Obviously the following in the main
method should lead to a leak:
NSMutableArray *strings = [[NSMutableArray alloc] init];
[strings addObject:@"Hello"];
[strings addObject:@"Howdy"];
return 0;
and the clang LLVM reports the leak. However, working through the Hillegass book, I tried analyzing the following code, which again does not release the NSMutableArray
object:
NSAutoreleasePool * pool = [[NSAutoreleasePool alloc] init];
NSMutableArray *array = [[NSMutableArray alloc] init];
NSCalendarDate *now = [[NSCalendarDate alloc] init];
for (int i=0; i < 3; i++) {
LotteryEntry *newEntr开发者_JAVA百科y = [[LotteryEntry alloc] init];
NSCalendarDate *iweeksFromNow = [now dateByAddingYears:0
months:0
days:(i*7)
hours:0
minutes:0
seconds:0];
[newEntry setEntryDate:iweeksFromNow];
[array addObject:newEntry];
[newEntry release];
}
[now release];
for (LotteryEntry *entry in array) {
NSLog(@"%@", entry);
}
[pool drain];
return 0;
This time there was no leak reported. Am I missing something obvious?

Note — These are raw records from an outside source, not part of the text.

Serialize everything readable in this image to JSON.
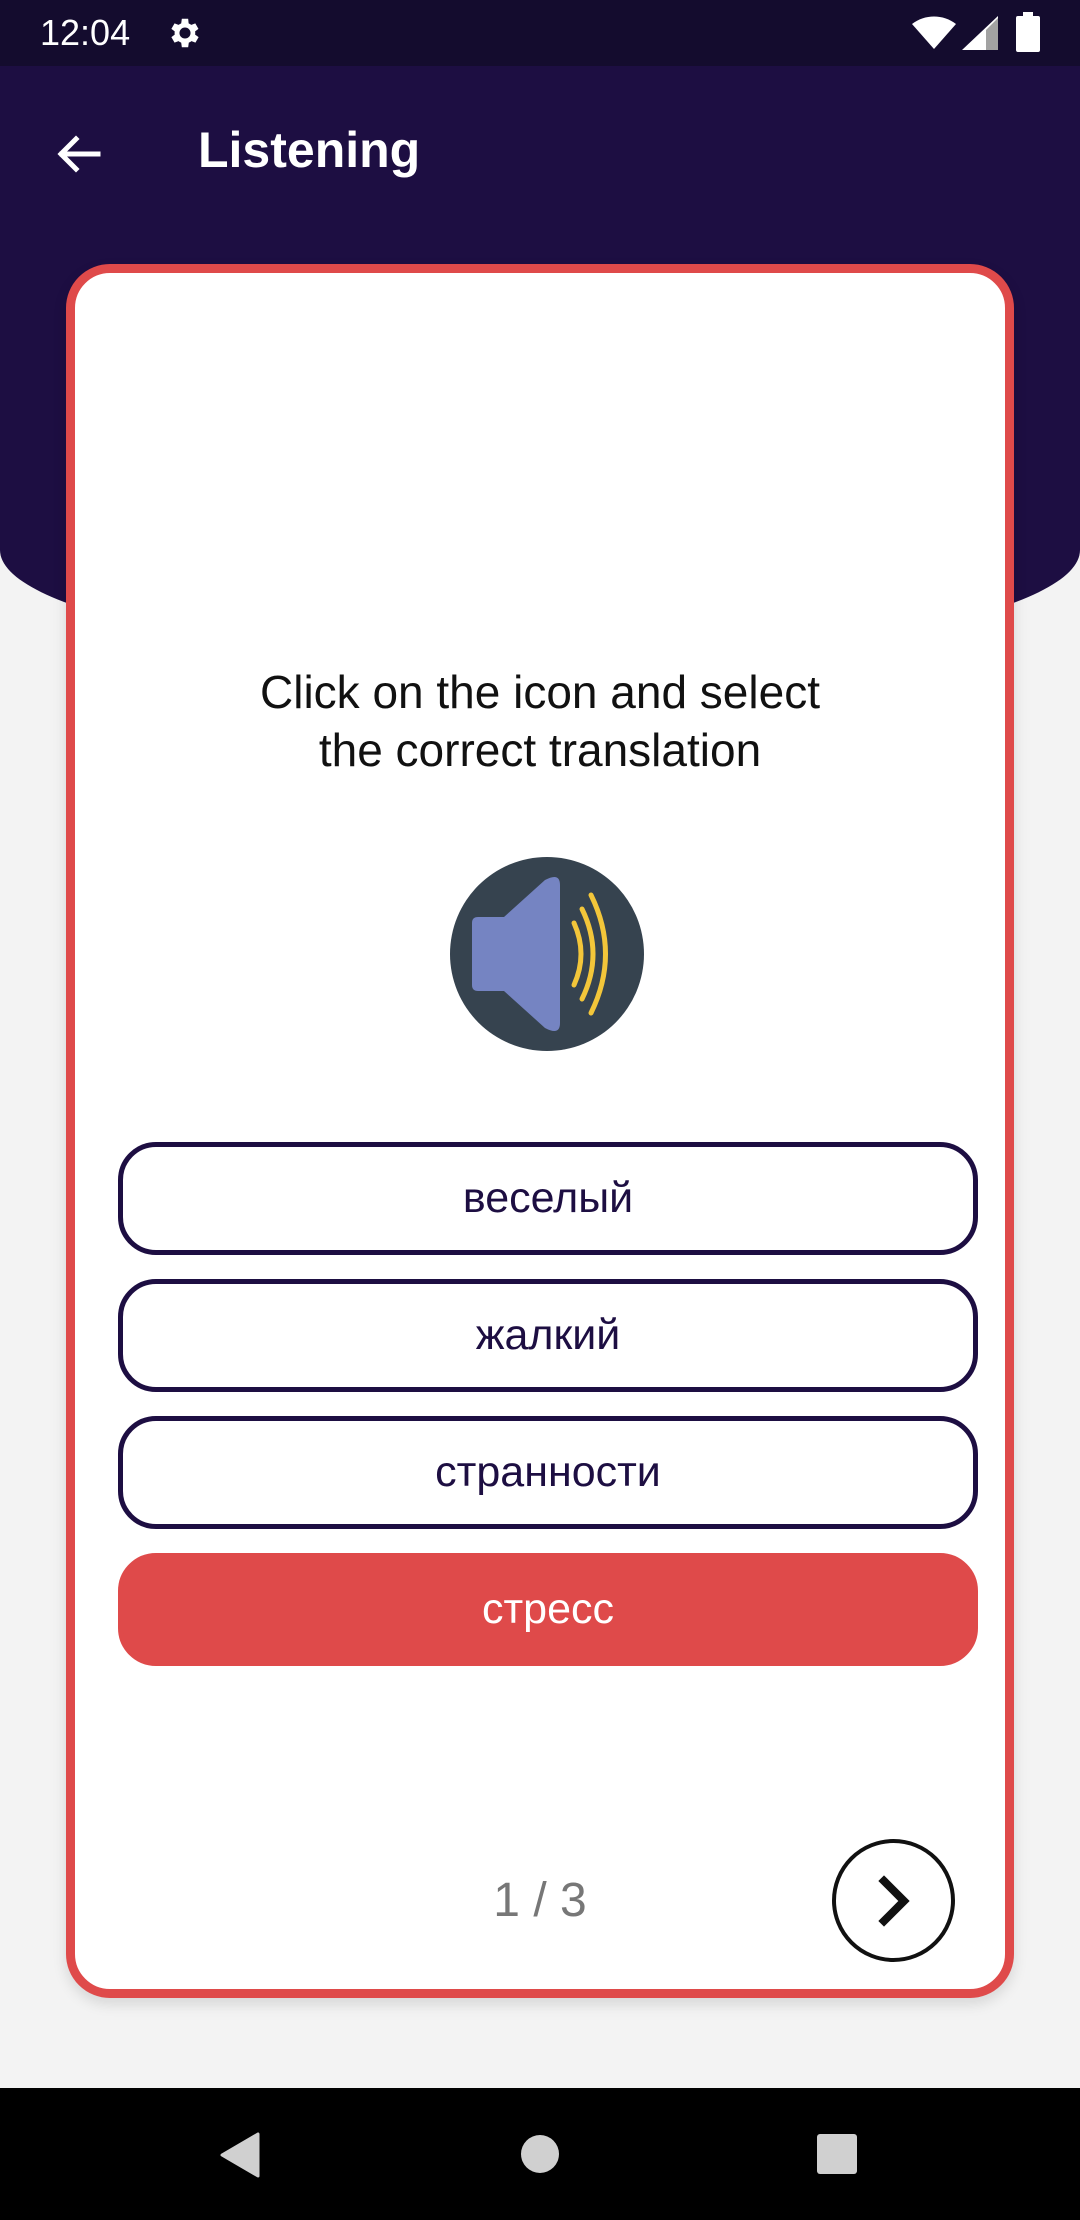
{
  "status_bar": {
    "time": "12:04",
    "icons": [
      "gear-icon",
      "wifi-icon",
      "signal-icon",
      "battery-icon"
    ]
  },
  "app_bar": {
    "title": "Listening",
    "back_icon": "arrow-left-icon"
  },
  "card": {
    "instruction": "Click on the icon and select\n the correct translation",
    "audio_icon": "speaker-icon",
    "options": [
      {
        "label": "веселый",
        "selected": false
      },
      {
        "label": "жалкий",
        "selected": false
      },
      {
        "label": "странности",
        "selected": false
      },
      {
        "label": "стресс",
        "selected": true
      }
    ],
    "progress": "1 / 3",
    "next_icon": "chevron-right-icon"
  },
  "nav_bar": {
    "icons": [
      "nav-back-icon",
      "nav-home-icon",
      "nav-recents-icon"
    ]
  },
  "colors": {
    "header": "#1d0e42",
    "accent": "#df4a4a",
    "speaker_bg": "#36434f",
    "speaker": "#7584c2",
    "sound_waves": "#f3c63a"
  }
}
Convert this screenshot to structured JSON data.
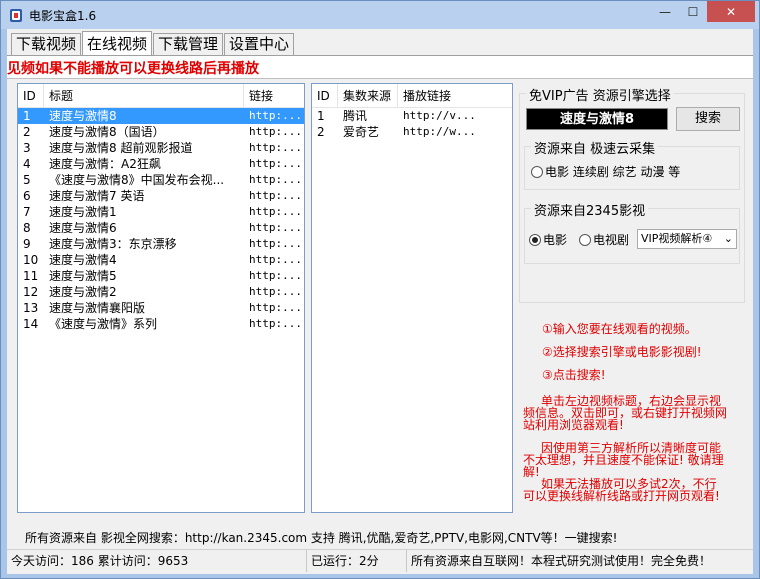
{
  "window": {
    "title": "电影宝盒1.6",
    "min_glyph": "—",
    "max_glyph": "☐",
    "close_glyph": "✕"
  },
  "tabs": [
    {
      "label": "下载视频"
    },
    {
      "label": "在线视频"
    },
    {
      "label": "下载管理"
    },
    {
      "label": "设置中心"
    }
  ],
  "notice": "见频如果不能播放可以更换线路后再播放",
  "video_list": {
    "headers": {
      "id": "ID",
      "title": "标题",
      "link": "链接"
    },
    "rows": [
      {
        "id": "1",
        "title": "速度与激情8",
        "link": "http:..."
      },
      {
        "id": "2",
        "title": "速度与激情8（国语）",
        "link": "http:..."
      },
      {
        "id": "3",
        "title": "速度与激情8 超前观影报道",
        "link": "http:..."
      },
      {
        "id": "4",
        "title": "速度与激情：A2狂飙",
        "link": "http:..."
      },
      {
        "id": "5",
        "title": "《速度与激情8》中国发布会视...",
        "link": "http:..."
      },
      {
        "id": "6",
        "title": "速度与激情7 英语",
        "link": "http:..."
      },
      {
        "id": "7",
        "title": "速度与激情1",
        "link": "http:..."
      },
      {
        "id": "8",
        "title": "速度与激情6",
        "link": "http:..."
      },
      {
        "id": "9",
        "title": "速度与激情3：东京漂移",
        "link": "http:..."
      },
      {
        "id": "10",
        "title": "速度与激情4",
        "link": "http:..."
      },
      {
        "id": "11",
        "title": "速度与激情5",
        "link": "http:..."
      },
      {
        "id": "12",
        "title": "速度与激情2",
        "link": "http:..."
      },
      {
        "id": "13",
        "title": "速度与激情襄阳版",
        "link": "http:..."
      },
      {
        "id": "14",
        "title": "《速度与激情》系列",
        "link": "http:..."
      }
    ]
  },
  "source_list": {
    "headers": {
      "id": "ID",
      "source": "集数来源",
      "link": "播放链接"
    },
    "rows": [
      {
        "id": "1",
        "source": "腾讯",
        "link": "http://v..."
      },
      {
        "id": "2",
        "source": "爱奇艺",
        "link": "http://w..."
      }
    ]
  },
  "engine": {
    "group_title": "免VIP广告 资源引擎选择",
    "search_value": "速度与激情8",
    "search_button": "搜索",
    "src1_title": "资源来自 极速云采集",
    "src1_options": [
      "电影 连续剧 综艺 动漫 等"
    ],
    "src2_title": "资源来自2345影视",
    "src2_movie": "电影",
    "src2_tv": "电视剧",
    "parser_select": "VIP视频解析④"
  },
  "instructions": [
    "①输入您要在线观看的视频。",
    "②选择搜索引擎或电影影视剧!",
    "③点击搜索!",
    "单击左边视频标题，右边会显示视频信息。双击即可，或右键打开视频网站利用浏览器观看!",
    "因使用第三方解析所以清晰度可能不太理想，并且速度不能保证! 敬请理解!",
    "如果无法播放可以多试2次，不行可以更换线解析线路或打开网页观看!"
  ],
  "bottom_info": "所有资源来自 影视全网搜索：http://kan.2345.com 支持 腾讯,优酷,爱奇艺,PPTV,电影网,CNTV等！一键搜索!",
  "status": {
    "visits": "今天访问：186  累计访问：9653",
    "running": "已运行：2分",
    "message": "所有资源来自互联网！本程式研究测试使用！完全免费！"
  }
}
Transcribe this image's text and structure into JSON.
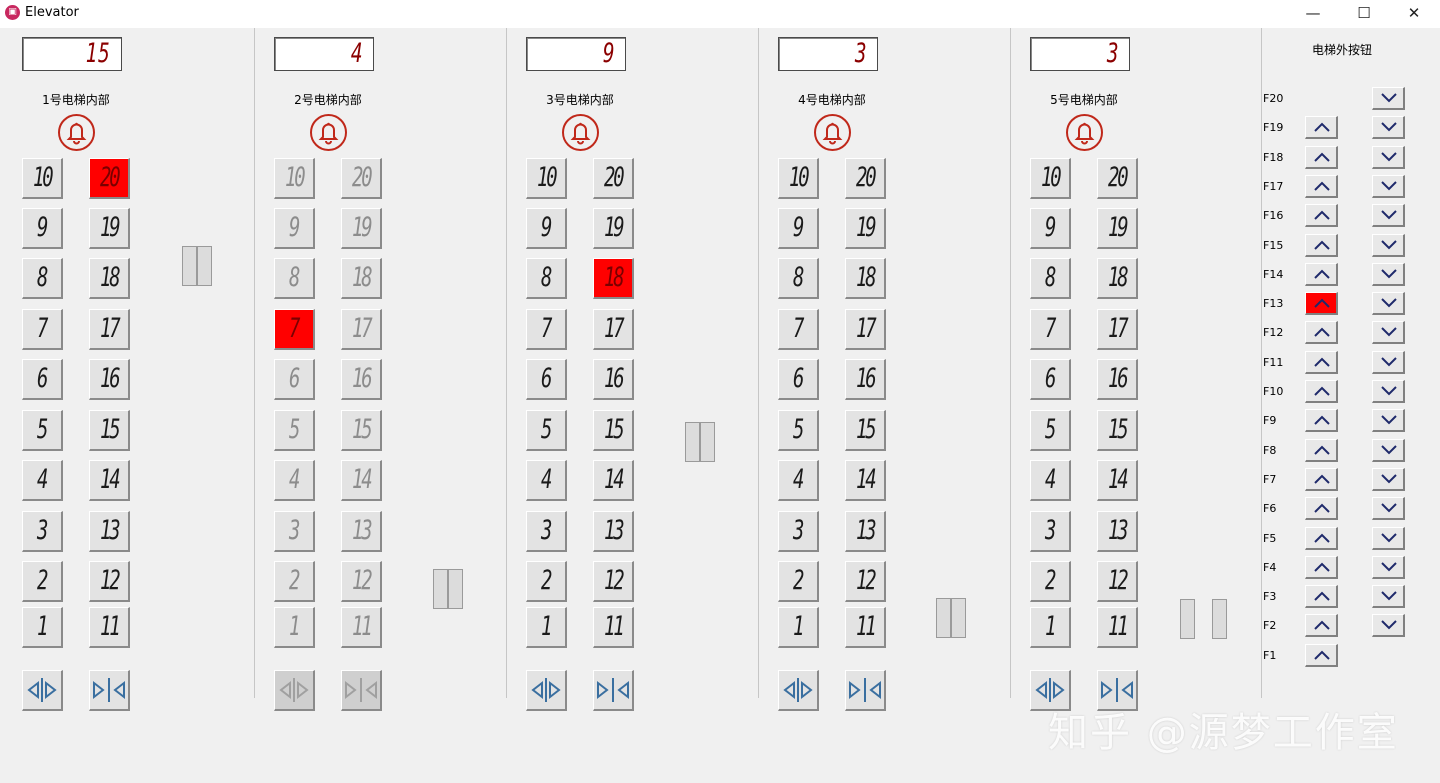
{
  "window": {
    "title": "Elevator",
    "minimize": "—",
    "maximize": "☐",
    "close": "✕"
  },
  "elevators": [
    {
      "display": "15",
      "label": "1号电梯内部",
      "lit": [
        20
      ],
      "disabled": false
    },
    {
      "display": "4",
      "label": "2号电梯内部",
      "lit": [
        7
      ],
      "disabled": true
    },
    {
      "display": "9",
      "label": "3号电梯内部",
      "lit": [
        18
      ],
      "disabled": false
    },
    {
      "display": "3",
      "label": "4号电梯内部",
      "lit": [],
      "disabled": false
    },
    {
      "display": "3",
      "label": "5号电梯内部",
      "lit": [],
      "disabled": false
    }
  ],
  "outer_panel": {
    "title": "电梯外按钮",
    "floors": [
      "F20",
      "F19",
      "F18",
      "F17",
      "F16",
      "F15",
      "F14",
      "F13",
      "F12",
      "F11",
      "F10",
      "F9",
      "F8",
      "F7",
      "F6",
      "F5",
      "F4",
      "F3",
      "F2",
      "F1"
    ],
    "lit_up": [
      "F13"
    ],
    "lit_down": []
  },
  "icons": {
    "bell": "bell-icon",
    "door_open": "door-open-icon",
    "door_close": "door-close-icon",
    "up": "chevron-up-icon",
    "down": "chevron-down-icon"
  },
  "colors": {
    "lit": "#ff0000",
    "bell": "#c0281a",
    "chevron": "#1f2a6b"
  },
  "watermark": "知乎 @源梦工作室"
}
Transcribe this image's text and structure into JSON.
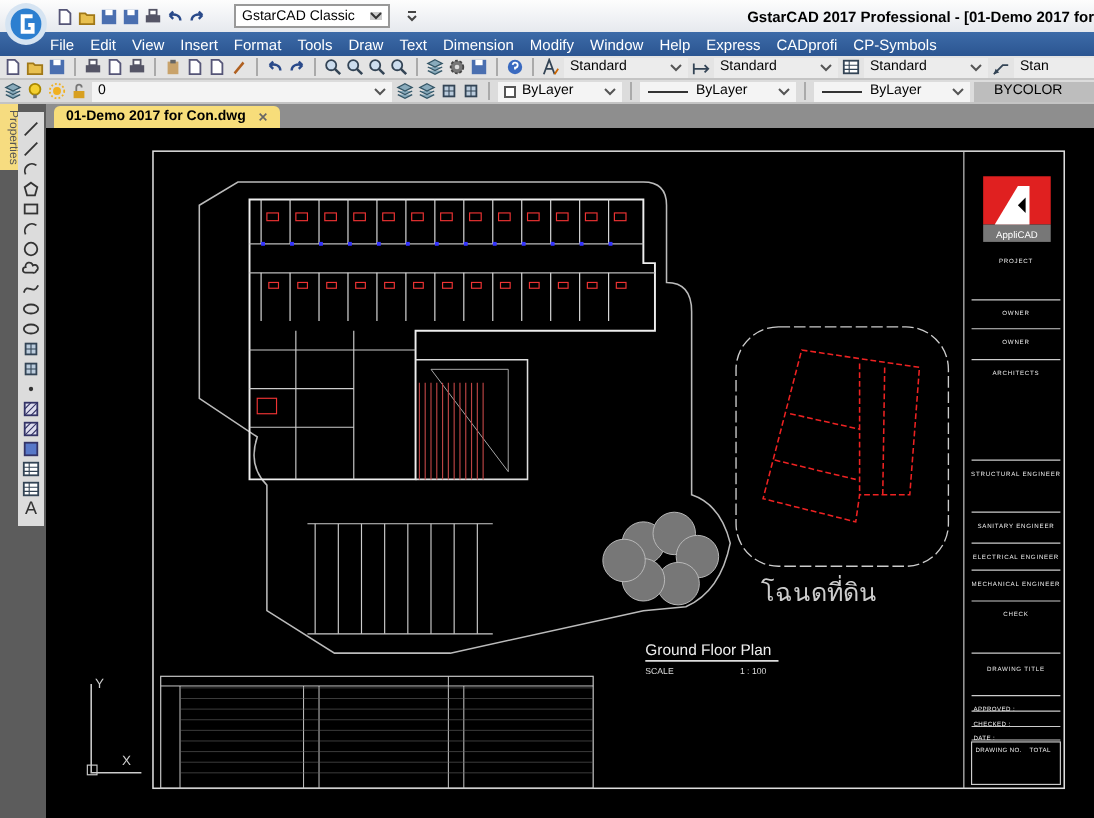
{
  "title_bar": {
    "workspace": "GstarCAD Classic",
    "title": "GstarCAD 2017 Professional - [01-Demo 2017 for"
  },
  "menu": [
    "File",
    "Edit",
    "View",
    "Insert",
    "Format",
    "Tools",
    "Draw",
    "Text",
    "Dimension",
    "Modify",
    "Window",
    "Help",
    "Express",
    "CADprofi",
    "CP-Symbols"
  ],
  "styles_toolbar": {
    "text_style": "Standard",
    "dimension_style": "Standard",
    "table_style": "Standard",
    "multileader_style": "Stan"
  },
  "properties_toolbar": {
    "layer": "0",
    "object_color": "ByLayer",
    "linetype": "ByLayer",
    "lineweight": "ByLayer",
    "plot_style": "BYCOLOR"
  },
  "tabs": [
    {
      "label": "01-Demo 2017 for Con.dwg",
      "selected": true
    }
  ],
  "side_panel": {
    "label": "Properties"
  },
  "draw_toolbar": {
    "text_tool": "A"
  },
  "drawing": {
    "plan_title": "Ground Floor Plan",
    "scale_label": "SCALE",
    "scale": "1 : 100",
    "land_label": "โฉนดที่ดิน",
    "ucs_y": "Y",
    "ucs_x": "X",
    "logo": "AppliCAD",
    "title_block": [
      "PROJECT",
      "OWNER",
      "OWNER",
      "ARCHITECTS",
      "STRUCTURAL ENGINEER",
      "SANITARY ENGINEER",
      "ELECTRICAL ENGINEER",
      "MECHANICAL ENGINEER",
      "CHECK",
      "DRAWING TITLE",
      "APPROVED :",
      "CHECKED :",
      "DATE :"
    ],
    "drawing_no_label": "DRAWING NO.",
    "total_label": "TOTAL"
  }
}
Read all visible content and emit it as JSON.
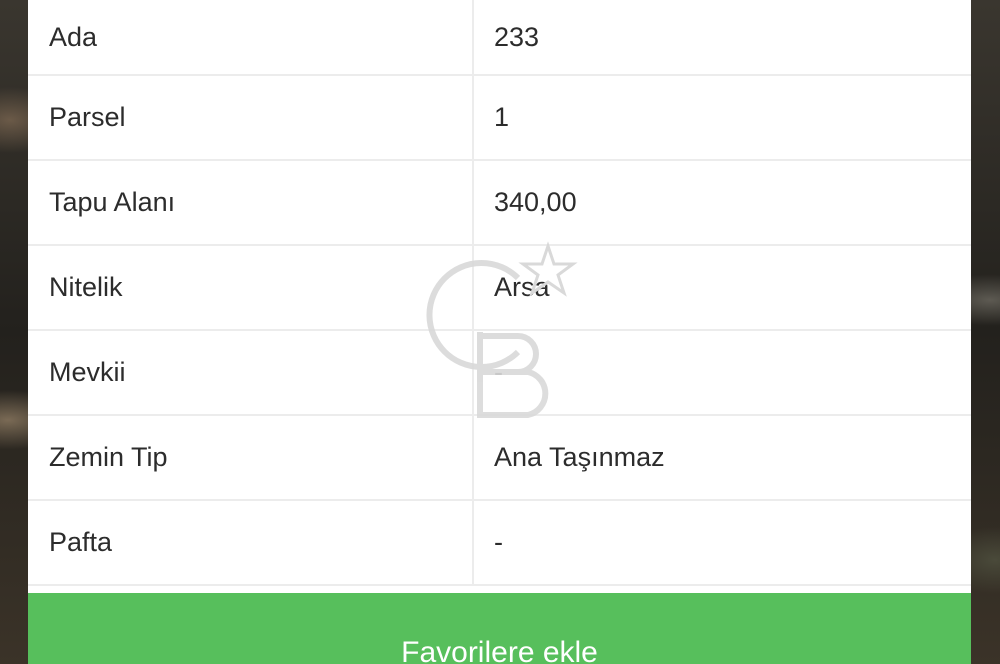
{
  "rows": [
    {
      "label": "Ada",
      "value": "233"
    },
    {
      "label": "Parsel",
      "value": "1"
    },
    {
      "label": "Tapu Alanı",
      "value": "340,00"
    },
    {
      "label": "Nitelik",
      "value": "Arsa"
    },
    {
      "label": "Mevkii",
      "value": "-"
    },
    {
      "label": "Zemin Tip",
      "value": "Ana Taşınmaz"
    },
    {
      "label": "Pafta",
      "value": "-"
    }
  ],
  "actions": {
    "favorite_label": "Favorilere ekle"
  },
  "colors": {
    "button_green": "#57bf5c",
    "watermark": "#e6e6e6"
  },
  "watermark": {
    "logo_text": "CB",
    "icon": "star-icon"
  }
}
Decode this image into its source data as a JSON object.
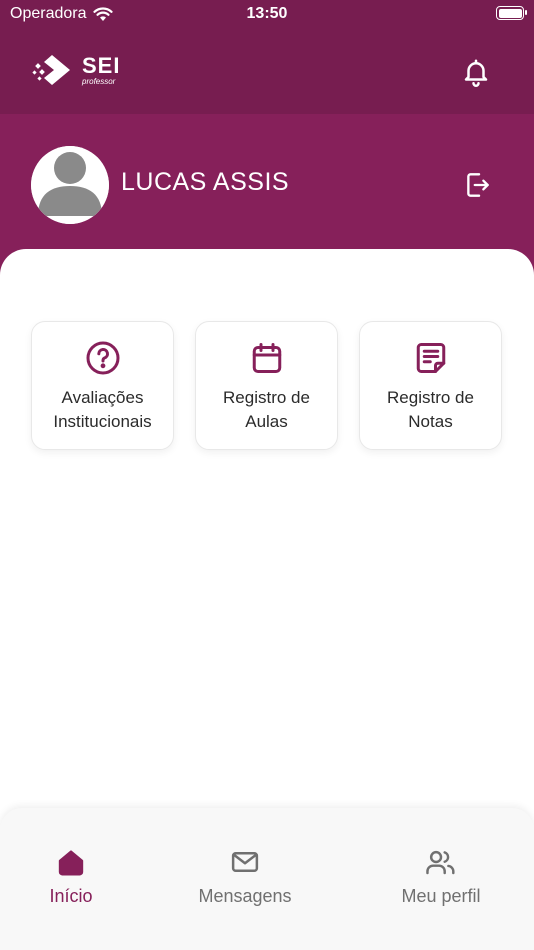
{
  "status_bar": {
    "carrier": "Operadora",
    "time": "13:50"
  },
  "header": {
    "logo": {
      "brand": "SEI",
      "subtitle": "professor",
      "icon": "sei-logo-icon"
    },
    "notifications_icon": "bell-icon"
  },
  "profile": {
    "name": "LUCAS ASSIS",
    "avatar_icon": "user-avatar-icon",
    "logout_icon": "logout-icon"
  },
  "shortcuts": [
    {
      "label_line1": "Avaliações",
      "label_line2": "Institucionais",
      "icon": "question-circle-icon"
    },
    {
      "label_line1": "Registro de",
      "label_line2": "Aulas",
      "icon": "calendar-icon"
    },
    {
      "label_line1": "Registro de",
      "label_line2": "Notas",
      "icon": "notes-icon"
    }
  ],
  "tabbar": {
    "tabs": [
      {
        "label": "Início",
        "icon": "home-icon",
        "active": true
      },
      {
        "label": "Mensagens",
        "icon": "mail-icon",
        "active": false
      },
      {
        "label": "Meu perfil",
        "icon": "users-icon",
        "active": false
      }
    ]
  },
  "colors": {
    "header_dark": "#771d50",
    "header": "#86205a",
    "accent": "#86205a",
    "tab_inactive": "#707070",
    "card_text": "#2b2b2b"
  }
}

I don't think you are—the static analyzer's just missing it. array
does end with a retain count of 1; if the line were
NSMutableArray *array = [[[NSMutableArray alloc] init] autorelease];
then the enclosing autorelease pool would take care of it, but as it stands the array's definitely still leaking.
I've asked this on the cfe-dev list and the answer is analysis in loops is halted at a given threshold (only 2 loop iterations are walked through).
If you change your exit condition (for (int i=0; i < 2; i++)) the static analyzer will signal the leak.